Many congenital cataracts are hereditary. If there is no history in the family, they can be caused by a hereditable mutation in the infant - the infant's future children may be at risk even if there is no previous family history.
In the case of a cataract, the eye will not reflect red light like this. If you notice that anyone in your family suddenly stops having red eyes (or has only one red eye) in flash pictures, have them see an eye doctor soon.
In some cases, a cataract may be visible to the naked eye, as was the case with my daughter. Upon inspection, the pediatrician noted a lack of red reflex, and an opthalmologist later gave the diagnosis.
If the cataract is visually significant, meaning it is large enough or in a sensitive enough location to block light from the retina, the vision of the eye is permanently threatened. This is not through any damage to the eye tissue, but rather through allowing the vision centers of the brain to languish. Unused, this portion of the brain will eventually give up on vision, resulting in permanent loss of vision in that eye.
Interestingly, this problem is worse in cases where only one eye has a cataract. This seems to be an extreme form of amblyopia (lazy eye). I suspect that the presence of a good eye causes the brain's visual centers to develop, where the absense of any good eye gives some amount of time for correction to be made.
For cataracts that impair vision however, the cataract must be removed in order for light to hit the retina and start training the vision centers of the brain. The only way to accomplish this is to remove the lens entirely. For infants the procedure seems to be a kind of vacuum aspiration, where a very small incision in the eye is made. Recovery is quick - in my daughter's case, she had a protective patch on for only one week.
Timing is critical - especially in cases where only one eye is affected. Surgery before two months of age provides the best chance of good vision - after that, the risk of vision loss or degradation is greater.
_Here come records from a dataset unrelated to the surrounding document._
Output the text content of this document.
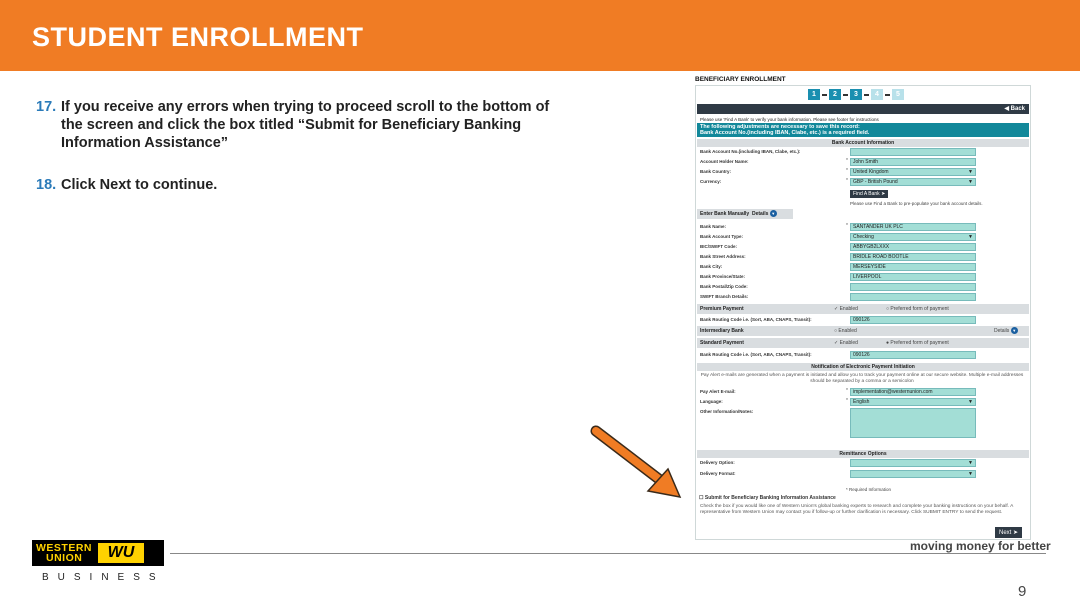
STUDENT ENROLLMENT
17. If you receive any errors when trying to proceed scroll to the bottom of the screen and click the box titled “Submit for Beneficiary Banking Information Assistance”
18. Click Next to continue.
BENEFICIARY ENROLLMENT
1	2	3	4	5
◀ Back
Please use 'Find A Bank' to verify your bank information. Please see footer for instructions
The following adjustments are necessary to save this record:
Bank Account No.(including IBAN, Clabe, etc.) is a required field.
Bank Account Information
Bank Account No.(including IBAN, Clabe, etc.):
Account Holder Name:	*	John Smith
Bank Country:	*	United Kingdom	▼
Currency:	*	GBP - British Pound	▼
Find A Bank ➤
Please use Find a Bank to pre-populate your bank account details.
Enter Bank Manually Details ▼
Bank Name:	*	SANTANDER UK PLC
Bank Account Type:	Checking	▼
BIC/SWIFT Code:	ABBYGB2LXXX
Bank Street Address:	BRIDLE ROAD BOOTLE
Bank City:	MERSEYSIDE
Bank Province/State:	LIVERPOOL
Bank Postal/Zip Code:
SWIFT Branch Details:
Premium Payment	✓ Enabled	○ Preferred form of payment
Bank Routing Code i.e. (Sort, ABA, CNAPS, Transit):	090126
Intermediary Bank	○ Enabled	Details ▼
Standard Payment	✓ Enabled	● Preferred form of payment
Bank Routing Code i.e. (Sort, ABA, CNAPS, Transit):	090126
Notification of Electronic Payment Initiation
Pay Alert e-mails are generated when a payment is initiated and allow you to track your payment online at our secure website. Multiple e-mail addresses should be separated by a comma or a semicolon
Pay Alert E-mail:	*	implementation@westernunion.com
Language:	*	English	▼
Other Information/Notes:
Remittance Options
Delivery Option:	▼
Delivery Format:	▼
* Required Information
☐ Submit for Beneficiary Banking Information Assistance
Check the box if you would like one of Western Union's global banking experts to research and complete your banking instructions on your behalf. A representative from Western Union may contact you if follow-up or further clarification is necessary. Click SUBMIT ENTRY to send the request.
Next ➤
WESTERN
UNION	WU
BUSINESS
moving money for better
9
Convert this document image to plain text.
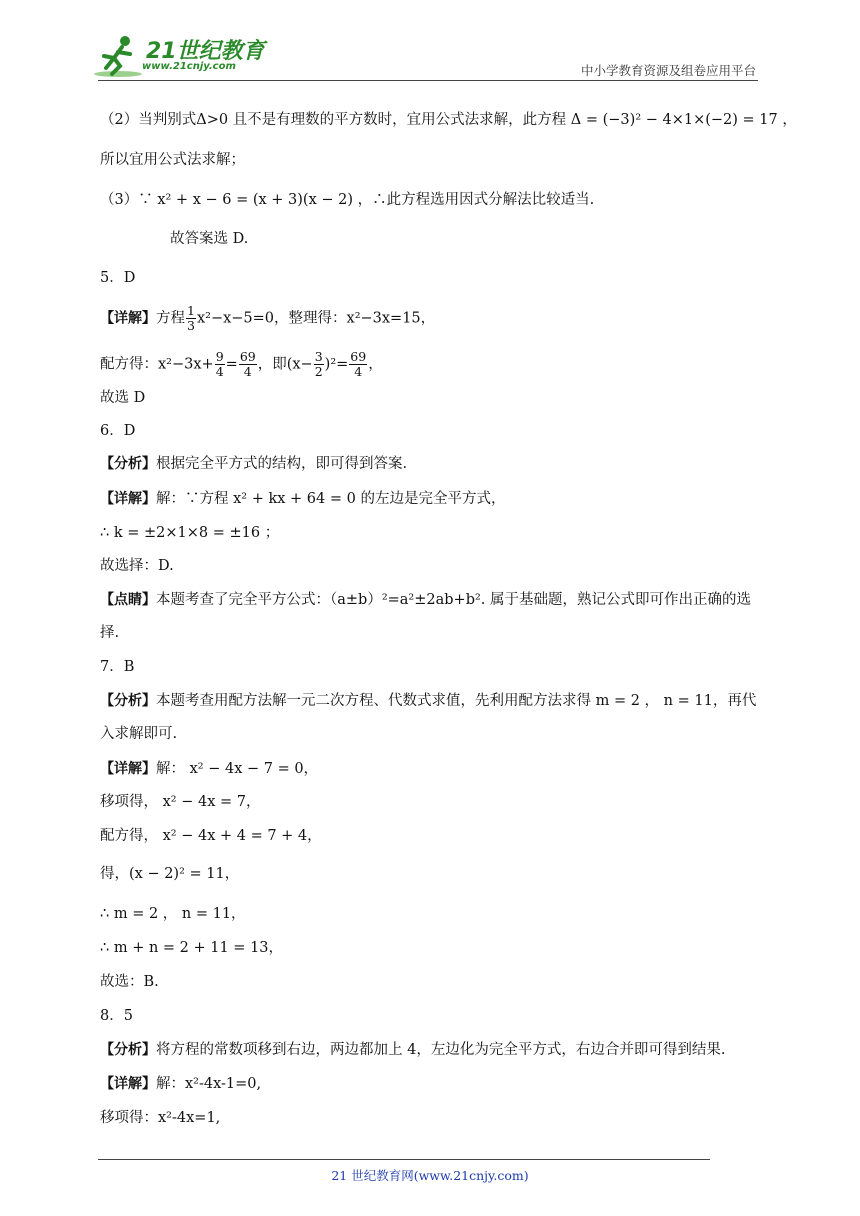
21世纪教育
www.21cnjy.com	中小学教育资源及组卷应用平台
（2）当判别式Δ>0 且不是有理数的平方数时，宜用公式法求解，此方程 Δ = (−3)² − 4×1×(−2) = 17 ，
所以宜用公式法求解；
（3）∵ x² + x − 6 = (x + 3)(x − 2) ，∴此方程选用因式分解法比较适当.
故答案选 D.
5．D
【详解】方程 $\frac{1}{3} x^2-x-5=0$，整理得：x²−3x=15，
配方得：$x^2-3x+ \frac{9}{4} = \frac{69}{4}$ ，即$(x- \frac{3}{2} )^2= \frac{69}{4}$ ，
故选 D
6．D
【分析】根据完全平方式的结构，即可得到答案.
【详解】解：∵方程 x² + kx + 64 = 0 的左边是完全平方式，
∴ k = ±2×1×8 = ±16 ；
故选择：D.
【点睛】本题考查了完全平方公式：（a±b）²=a²±2ab+b². 属于基础题，熟记公式即可作出正确的选
择.
7．B
【分析】本题考查用配方法解一元二次方程、代数式求值，先利用配方法求得 m = 2 ， n = 11，再代
入求解即可.
【详解】解： x² − 4x − 7 = 0，
移项得， x² − 4x = 7，
配方得， x² − 4x + 4 = 7 + 4，
得，(x − 2)² = 11，
∴ m = 2 ， n = 11，
∴ m + n = 2 + 11 = 13，
故选：B.
8．5
【分析】将方程的常数项移到右边，两边都加上 4，左边化为完全平方式，右边合并即可得到结果.
【详解】解：x²-4x-1=0,
移项得：x²-4x=1,
21 世纪教育网(www.21cnjy.com)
Without a lens, the eye is hopelessly farsighted. Corrective glasses are both impractical for infants as well as useless for treating this condition due to focal length problems, so the remaining options are a contact lens or an implanted lens (intraocular lens).
Implantation of intraocular lenses in infants is controversial. First, it is difficult to calculate the appropriate strength of lens required, especially since the eye is still growing. Second, intraocular lenses do not accomodate (i.e. change focal length - for example when you look at something close in, your lens changes focal length.) These two factors mean you'll need corrective lenses anyway.
Our opthalmologist is in the camp that believes the intraocular lens is not helpful, so we now have a 29 diopter contact lens in our daughter's right eye. Changing a contact lens in an infant is an interesting challenge!
If no lens was implanted at the time of lens extraction, one can be implanted later after the eye has stopped growing, but this involves another set of surgical risks to be balanced against the potential benefits.
Because of the trauma of the surgery, it is possible that the pupil of the affected eye will not be the same size as the other eye.
The strong corrective contact lens will never be a perfect replacement for a natural lens - thus, the affected eye will not be as good as an unaffected eye, for those with only one affected eye. This leads to a risk of amblyopia, so patching the good eye for part of the child's awake time is required, probably for many years.